Y es que Hitler y los suyos, lo último que querían es que la gente pensara por sí misma, ya que entonces dejarían lógicamente de creer en esos irracionales disparates que se atrevían a defender a capa y espada.

Tenían a la población completamente manipulada, es decir que como se dice popularmente, lavaban el cerebro de la gente a través de la propaganda… pero este es otro tema.

El Imperialismo era uno de los postulados nacionalsocialistas.

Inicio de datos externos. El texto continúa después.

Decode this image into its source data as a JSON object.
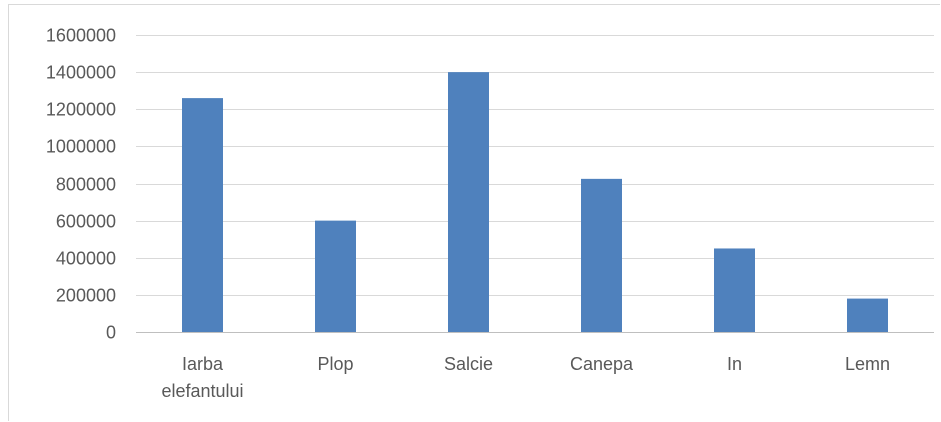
{
  "chart_data": {
    "type": "bar",
    "title": "",
    "xlabel": "",
    "ylabel": "",
    "categories": [
      "Iarba elefantului",
      "Plop",
      "Salcie",
      "Canepa",
      "In",
      "Lemn"
    ],
    "category_lines": [
      [
        "Iarba",
        "elefantului"
      ],
      [
        "Plop"
      ],
      [
        "Salcie"
      ],
      [
        "Canepa"
      ],
      [
        "In"
      ],
      [
        "Lemn"
      ]
    ],
    "values": [
      1260000,
      600000,
      1400000,
      825000,
      450000,
      180000
    ],
    "ylim": [
      0,
      1600000
    ],
    "yticks": [
      0,
      200000,
      400000,
      600000,
      800000,
      1000000,
      1200000,
      1400000,
      1600000
    ],
    "grid": true,
    "legend": "none",
    "bar_color": "#4f81bd",
    "grid_color": "#d9d9d9",
    "text_color": "#595959"
  }
}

Por ello, se dejó de lado todo aquello que había estado pactado en el Tratado de Versalles.

Así, los nazis mandaron armar al pueblo, impusieron el servicio militar obligatorio, anexaron a Alemania la cuenca del Ruhr (la cual se había cedido a Francia antes) y países como Austria y Checoslovaquia.

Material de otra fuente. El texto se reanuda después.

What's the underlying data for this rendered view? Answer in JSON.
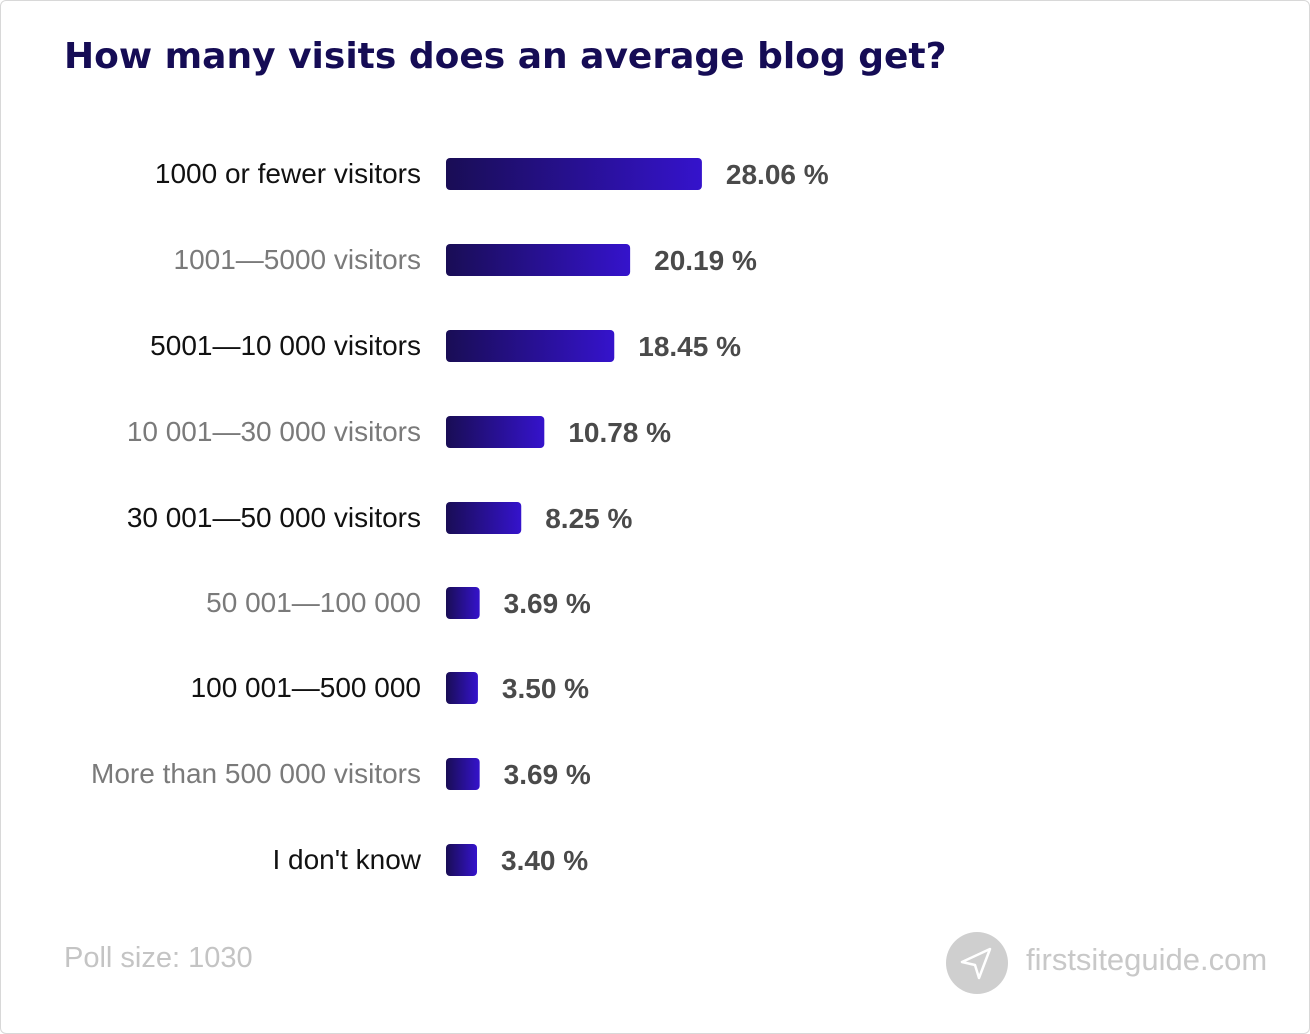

Al seguir Alemania en esta línea de anexiones y concretamente al invadir Polonia, estalló la Segunda Guerra Mundial, el uno de septiembre de 1939.

Pero básicamente el nazismo puso casi todo su énfasis en el racismo, en acabar con los judíos.

No se apoyó en cambio en la idea religiosa como algunos piensan todavía.

Los nazis creían que la raza aria, representada por el típico hombre blanco con cabellos y ojos claros, era superior y por ello había que limpiar el mundo de otras inferiores.

Sin embargo, el gran iluminado y promotor de esta idea por la que había que exterminar a medio planeta si hacía falta, el grandísimo Adolf Hitler, tenía una apariencia física de lo más opuesto a esta raza aria que defendía.

De pelo oscuro y ojos negros, el gran dictador se asemejaba más a un latinoamericano que a un ario, sin duda alguna.

Una gran contradicción, pues, al más puro estilo del Führer.

Un hombre al que la ambición le cegó, acabando finalmente con su vida… y la de tantos millones de inocentes.